8. YouTube — best for studio-uploaded back catalog
YouTube matters here specifically because studios have started uploading select older titles for free, ad-supported. Gundam Channel officially streams the entire 0079 series and later titles on YouTube in some regions. It is worth checking the studio channels for the title you want before assuming you need to pay for it.
Where it falls short: Fragmented. Not every studio does this. Regional restrictions are heavy.

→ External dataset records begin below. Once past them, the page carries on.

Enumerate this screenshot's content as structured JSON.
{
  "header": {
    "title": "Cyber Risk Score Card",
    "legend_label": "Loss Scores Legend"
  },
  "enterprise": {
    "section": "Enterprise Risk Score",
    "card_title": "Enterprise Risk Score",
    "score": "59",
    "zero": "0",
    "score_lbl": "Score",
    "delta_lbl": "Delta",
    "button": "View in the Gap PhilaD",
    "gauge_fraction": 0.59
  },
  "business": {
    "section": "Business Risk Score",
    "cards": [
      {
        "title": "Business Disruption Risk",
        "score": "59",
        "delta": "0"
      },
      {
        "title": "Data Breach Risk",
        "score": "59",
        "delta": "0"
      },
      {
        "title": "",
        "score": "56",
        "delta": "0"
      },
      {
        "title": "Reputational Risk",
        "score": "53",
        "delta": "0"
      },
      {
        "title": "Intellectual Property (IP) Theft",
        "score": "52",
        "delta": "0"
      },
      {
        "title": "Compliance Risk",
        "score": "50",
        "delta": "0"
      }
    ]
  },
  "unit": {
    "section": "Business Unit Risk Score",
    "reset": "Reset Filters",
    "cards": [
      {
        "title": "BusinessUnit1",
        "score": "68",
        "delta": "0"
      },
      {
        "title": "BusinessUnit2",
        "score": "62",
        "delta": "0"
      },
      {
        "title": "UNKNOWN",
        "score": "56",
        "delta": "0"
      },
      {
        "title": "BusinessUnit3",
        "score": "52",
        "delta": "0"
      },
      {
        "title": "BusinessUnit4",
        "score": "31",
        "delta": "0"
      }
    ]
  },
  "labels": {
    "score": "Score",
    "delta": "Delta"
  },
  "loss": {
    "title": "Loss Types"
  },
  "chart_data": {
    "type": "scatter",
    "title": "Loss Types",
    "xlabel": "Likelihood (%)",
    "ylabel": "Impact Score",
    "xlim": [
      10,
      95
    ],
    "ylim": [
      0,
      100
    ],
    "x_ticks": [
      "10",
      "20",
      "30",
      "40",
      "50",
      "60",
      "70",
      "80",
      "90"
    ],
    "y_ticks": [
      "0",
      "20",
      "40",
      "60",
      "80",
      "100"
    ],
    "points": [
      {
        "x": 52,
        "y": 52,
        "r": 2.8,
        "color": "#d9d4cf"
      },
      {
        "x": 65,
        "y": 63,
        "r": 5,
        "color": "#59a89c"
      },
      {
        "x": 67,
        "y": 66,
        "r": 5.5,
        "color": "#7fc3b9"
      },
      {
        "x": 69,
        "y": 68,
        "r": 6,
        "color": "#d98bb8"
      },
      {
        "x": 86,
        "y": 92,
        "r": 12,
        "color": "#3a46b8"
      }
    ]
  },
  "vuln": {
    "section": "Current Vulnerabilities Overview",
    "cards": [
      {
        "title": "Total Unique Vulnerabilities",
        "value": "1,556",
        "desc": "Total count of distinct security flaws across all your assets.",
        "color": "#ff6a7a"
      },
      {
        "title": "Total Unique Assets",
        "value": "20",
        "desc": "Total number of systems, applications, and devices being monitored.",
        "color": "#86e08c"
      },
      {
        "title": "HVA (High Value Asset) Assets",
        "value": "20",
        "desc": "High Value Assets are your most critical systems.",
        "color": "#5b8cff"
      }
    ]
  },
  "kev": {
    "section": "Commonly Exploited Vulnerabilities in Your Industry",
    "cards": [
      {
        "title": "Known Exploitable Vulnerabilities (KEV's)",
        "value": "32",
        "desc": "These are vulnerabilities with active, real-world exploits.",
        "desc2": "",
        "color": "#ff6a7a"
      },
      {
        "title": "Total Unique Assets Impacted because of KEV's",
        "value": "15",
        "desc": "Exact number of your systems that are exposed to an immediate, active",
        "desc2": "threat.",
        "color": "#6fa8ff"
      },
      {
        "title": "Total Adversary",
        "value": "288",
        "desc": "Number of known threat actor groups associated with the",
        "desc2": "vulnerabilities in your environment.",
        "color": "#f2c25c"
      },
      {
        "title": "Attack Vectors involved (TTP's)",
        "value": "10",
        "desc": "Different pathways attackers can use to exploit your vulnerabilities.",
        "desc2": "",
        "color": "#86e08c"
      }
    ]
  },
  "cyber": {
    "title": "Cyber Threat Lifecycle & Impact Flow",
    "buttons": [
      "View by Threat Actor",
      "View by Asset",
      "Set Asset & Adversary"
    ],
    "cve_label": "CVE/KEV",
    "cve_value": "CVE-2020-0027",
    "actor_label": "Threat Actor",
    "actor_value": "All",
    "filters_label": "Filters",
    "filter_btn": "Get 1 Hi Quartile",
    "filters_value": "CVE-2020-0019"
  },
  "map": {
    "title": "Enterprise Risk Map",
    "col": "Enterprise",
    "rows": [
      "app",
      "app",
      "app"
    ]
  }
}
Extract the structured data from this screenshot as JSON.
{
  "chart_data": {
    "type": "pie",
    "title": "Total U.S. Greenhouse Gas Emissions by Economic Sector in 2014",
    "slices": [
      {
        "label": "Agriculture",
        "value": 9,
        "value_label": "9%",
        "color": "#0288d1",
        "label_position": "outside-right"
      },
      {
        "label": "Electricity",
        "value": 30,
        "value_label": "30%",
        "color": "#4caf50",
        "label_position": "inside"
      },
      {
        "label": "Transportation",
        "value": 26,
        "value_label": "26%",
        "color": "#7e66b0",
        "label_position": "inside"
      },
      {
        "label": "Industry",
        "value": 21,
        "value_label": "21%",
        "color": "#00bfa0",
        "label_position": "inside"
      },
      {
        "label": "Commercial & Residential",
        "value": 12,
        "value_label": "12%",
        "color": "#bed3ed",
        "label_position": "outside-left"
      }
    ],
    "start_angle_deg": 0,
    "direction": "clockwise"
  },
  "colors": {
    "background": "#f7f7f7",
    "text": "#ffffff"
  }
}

Pricing: Free with ads. YouTube Premium removes the ads at $13.99/mo.
Platforms: Everywhere.
Download: Gundam Channel on YouTube
Bottom line: Check first. Some of the mecha you were planning to pay for is here for free.
How to pick the right one
- If you sub to one service only: Crunchyroll. It is the current-season anchor and the catalog depth on the Gundam mainline is real.
- If you sub to two: Crunchyroll plus HIDIVE. Between them you cover almost every mecha title released since 1979.
- If Cyberpunk Edgerunners 2 or the next Trigger cyberpunk project is the reason you are here: Netflix, non-negotiable.
- If the sub bill is at capacity: check Tubi and YouTube’s Gundam Channel first. Real catalog, no bill.
- If you specifically want pre-2000 titles: RetroCrush is cheaper and better-scoped than Crunchyroll for that era.
FAQ
Where can I watch Ghost in the Shell in 2026? The 1995 film and Stand Alone Complex have shifted around; the current home in the US is Hulu for the film and Crunchyroll for select Stand Alone Complex episodes. Regional availability varies. Check both before assuming one covers it.
What is the best free mecha anime streaming app? Tubi has the deepest legitimate free-with-ads mecha catalog. Crunchyroll’s free tier covers current season but with delayed simulcasts and ads. YouTube’s Gundam Channel is worth checking for specific titles.
Does Netflix have all of Gundam? No. Netflix rotates Gundam titles regionally. Crunchyroll is the more reliable Gundam anchor in most regions.
Which app is best on Linux? Crunchyroll, HIDIVE, Amazon Prime Video, and Tubi all work in Firefox or Chrome without DRM issues. Netflix works but limits Linux to 720p unless you jump through hoops.
Is there a mecha-only streaming service? No dedicated mecha-only service exists. HIDIVE and RetroCrush are the closest in terms of catalog focus on the era mecha comes from.